今日の最初の写真は昨日の最後の写真の右手にあった鉄道模型のジオラマで、写真は左端がもう少々奧まで続く。筆者が鑑賞した位置からは1枚の写真ではその全景が収められなかった。横幅15メートルはあった。奥行もあるので、写真右端では客席がL字型になっていた。入れ替え制で20分ほどのショーが見られたが、満席で、100名はいたと思う。夜明けから深夜までを照明の加減で演出し、若い女性係員が都市鉄道の1日をアナウンスした。毎回同じ内容を話すので暗記しているだろう。JRの列車模型だけかと思っていると、南海のラピートが走り、京阪や阪急の車両もあった。その点は関西の鉄道事情を反映し、私鉄に勤務する人が見ても失望しないように考えられている。鉄道模型は何とかゲージと言って、サイズが決まっていて、また夜の場面では車両内部が光った。収集マニアがたくさんいるが、このジオラマは彼らの助言もあったのだろう。この博物館に勤務する若い女性たちはマントつきの制服を着用し、館内のあちこちにいた。あまりに広い館内のどこにいるのか大人でもわかりにくいから、気軽に声を掛け合える雰囲気の女性が必要とされる。帰り際にそのひとりの出口を訊ねたところ、笑顔でていねいに教えてくれた。今日の2,3枚目の写真のように、建物の1階はかつて走った車両の実物が展示されていて、またプラットフォームがないため、かなり大きく見え、不注意によって怪我をする人もあるだろう。そのため、係員の女性は筆者が気づいたところ、前述の模型ジオラマのコーナーを除けば全員が1階にいた。筆者らはすべての展示車両の内部に入っていないが、今日の3枚目の写真の下に写る60年代半ばに開通した最初の東海道新幹線の客室に入ると、昔感じた思いが蘇った。実物の力だ。これは移築された二条駅舎についても言える。写真では駄目で、実物に取り囲まれる経験は圧倒的なもので、長年それを忘れない。それを鉄道マニアたちはよく知っているだろう。それでこうした施設を訪れ、また走っている車体を撮影する。とはいえ、展示されている車両はごく一部で、その中に入ると、内部が古びているせいもあって、夢の中にいる気分になった。それもあまりいい夢ではない。この感覚は昔明治村を訪れた時にも強かった。移築、移設されていても、それは全体の一部で、またかつてとは全然違う環境の場所に据えられている。そのための違和感だ。これは精巧に出来た人間ロボットのようなもので、たとえば蝋人形館を訪れても同じように感じるのではないか。そう思えば、現在活動中のものの輝かしさは何物にも代え難い。博物館に入ることはその物にとっては特別に光栄なことだが、実際に使用され、役立っていることが何よりだ。そういうことを感じてまた現実の生活が以前とは違ってまっさらに見えて来るのであれば、この博物館の役割は大いにあると言える。

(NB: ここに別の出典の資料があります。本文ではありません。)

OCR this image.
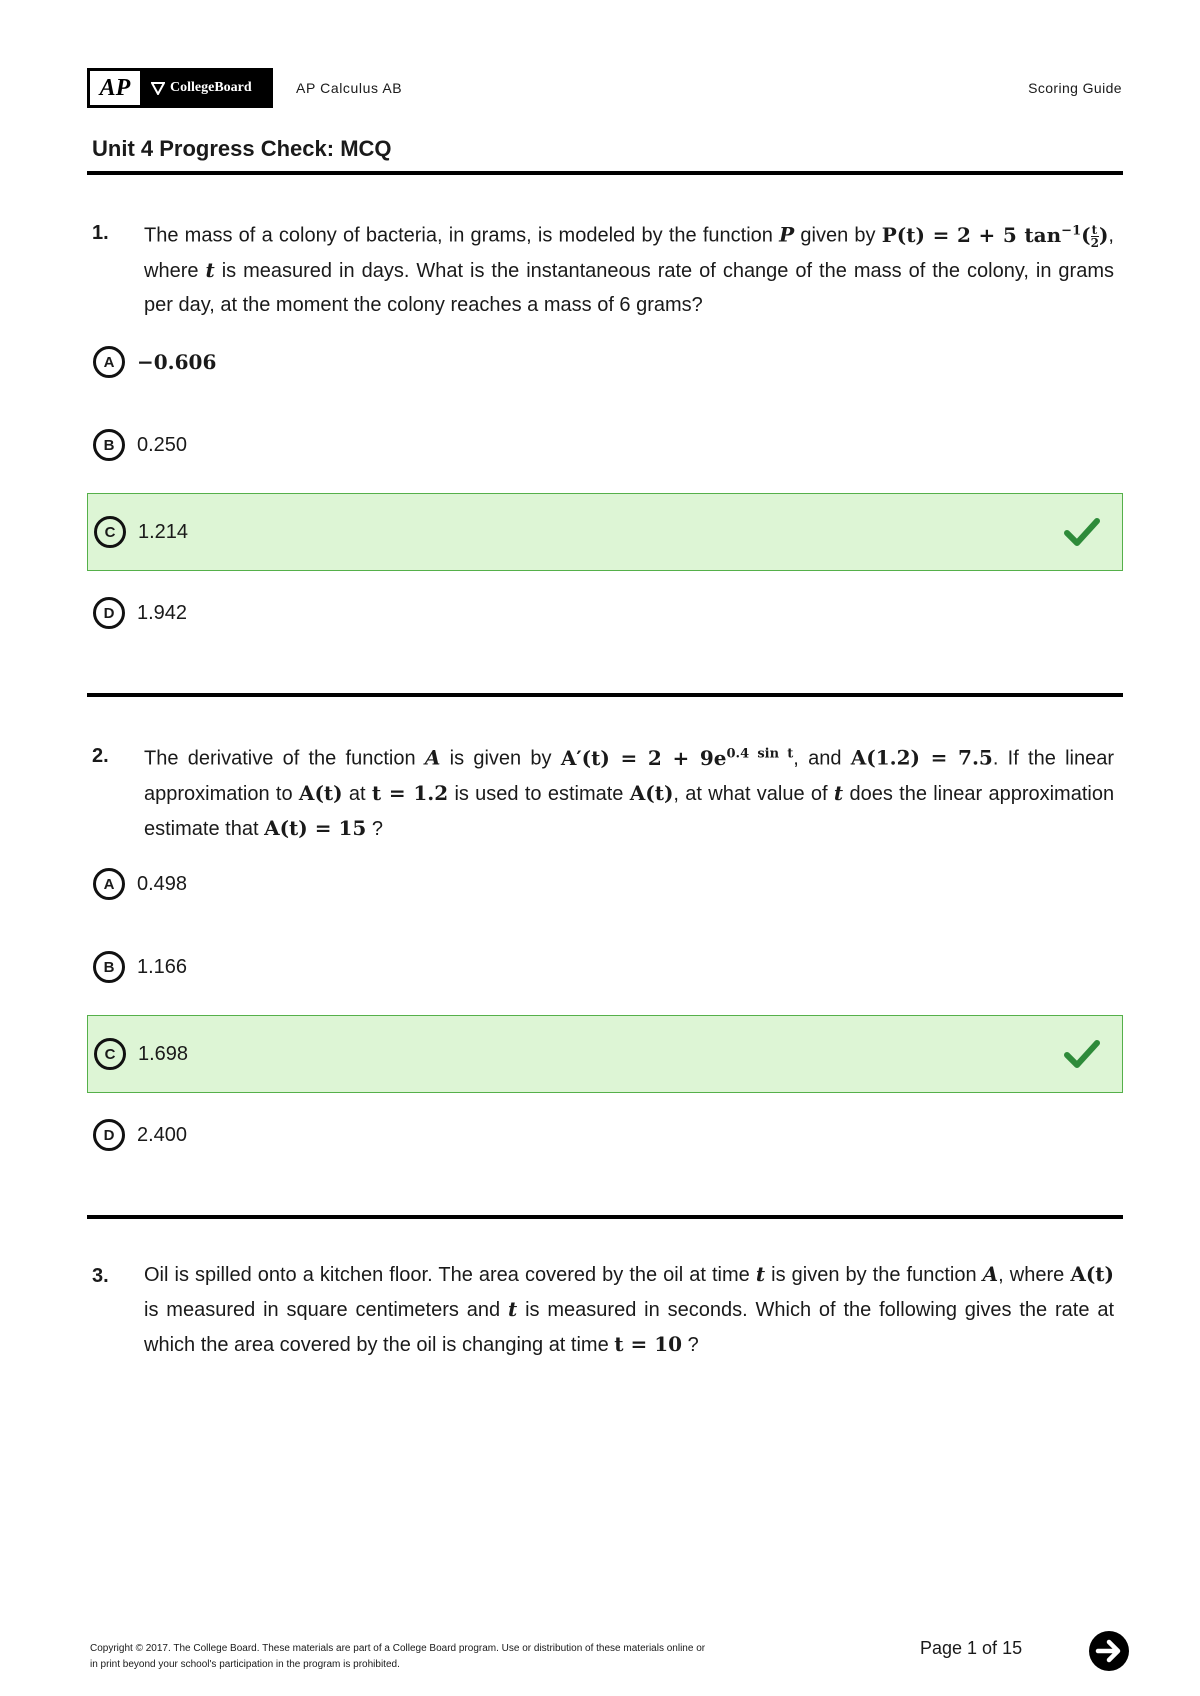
AP	CollegeBoard	AP Calculus AB	Scoring Guide
Unit 4 Progress Check: MCQ
1. The mass of a colony of bacteria, in grams, is modeled by the function P given by P(t) = 2 + 5 $\tan^{-1}( \frac{t}{2}$ ), where t is measured in days. What is the instantaneous rate of change of the mass of the colony, in grams per day, at the moment the colony reaches a mass of 6 grams?
A	−0.606
B	0.250
C	1.214
D	1.942
2. The derivative of the function A is given by $A'(t) = 2 + 9e^{0.4 sin t}$, and A(1.2) = 7.5. If the linear approximation to A(t) at t = 1.2 is used to estimate A(t), at what value of t does the linear approximation estimate that A(t) = 15 ?
A	0.498
B	1.166
C	1.698
D	2.400
3. Oil is spilled onto a kitchen floor. The area covered by the oil at time t is given by the function A, where A(t) is measured in square centimeters and t is measured in seconds. Which of the following gives the rate at which the area covered by the oil is changing at time t = 10 ?
Copyright © 2017. The College Board. These materials are part of a College Board program. Use or distribution of these materials online or
in print beyond your school's participation in the program is prohibited.
Page 1 of 15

「その1」で書いた操車場の機関車回転台は、前述の鉄道模型のジオラマやまたそれに似た回転寿司とは全然違うもので、思考になぞらえたくなる。たたとえばこのブログを書く時、個別の思いが別々に格納されていて、それらを順次持ち出して吟味し、少し変えて書いたり、意識の元の場所に戻して使わなかったりをしきりに繰り返す。言い換えれば、即興でこれを書いているが、書きながら湧いて来る思いを文字にするかどうかを絶えず考え、また一度文字にしてもそれを消したり書き換えたり、また順序を変えたりして文章を整える。頭の中に回転台があるということだ。これはレコードのターンテーブルのような単なる回転ではない。周囲にいくつもの考えを保管している場所を備え、それらから考えを取り出し、回転台の中央で検査ないし加工して文脈へと送り込む。この作業は最初は使おうと思っていた考えを使わないことがままあり、そのまま忘れることもあれば、いずれ別の文章で使う場合もあるが、頭の中では多くの蒸気機関車としての思いが常に回転台中央に向かって移動させられることを待っている。なぜこんなことを書くかと言えば、単なる鉄道博物館の感想を超えて、かつて小さな息子を連れて訪れたことや、二条駅の駅舎の移築など、筆者の遠い思い出と今回の訪問が意識の中でつながっているからで、それはまた筆者の人生でもあるからだ。そこから鉄道とは、「暗夜行路」ではなく、人生行路の暗喩であることを思いもするが、私的なことを最後にひとつ書いておくと、筆者が京都に出て来て3年ほど経った頃、二条駅近くの呉服問屋の本社にたまに行くことがあった。社長は娘が住むアメリカに移住したと聞いたが、もうかなり高齢で生きているかどうかわからないが、ごくたまに筆者の頭の中の思考回転台の上に出て来る。そしてそのまま元の場所に戻す。それはさておき、本社のすぐ斜め向かい前にあった二条駅は、今日の4枚目の写真の姿と同じだが、今は斬新なデザインの駅に変わった。古い建物はいずれ吟味のための回転台上に移され、そして取り壊し処分の意見が下されるが、幸いにして別の場所で再利用されることもある。それはかつての華やかな利用状況を知る者からすれば抜け殻のようなものだが、それはそれで新たな人生だ。人間そのものもいくつかの時代があり、それぞれの時代で吟味回転台に上って行く先が決められる。それが輝かしい場所であればいいが、老化に向かうとだいたいは暗がりの線路を進む。そしてその線路が途切れる終着駅では、「その1」に載せた写真のように線路末端に花を飾った小さな木箱が置かれている。線路はどこまでも続くという歌があるが、実際はそうでないことを誰もが知っている。それで時間を有効に使おうと、新幹線が開通し、リニア新幹線がやがて走る。「禅僧の電車で差取る時間かな」。とはいえ、悟りは他者との差を取るために目指すものではない。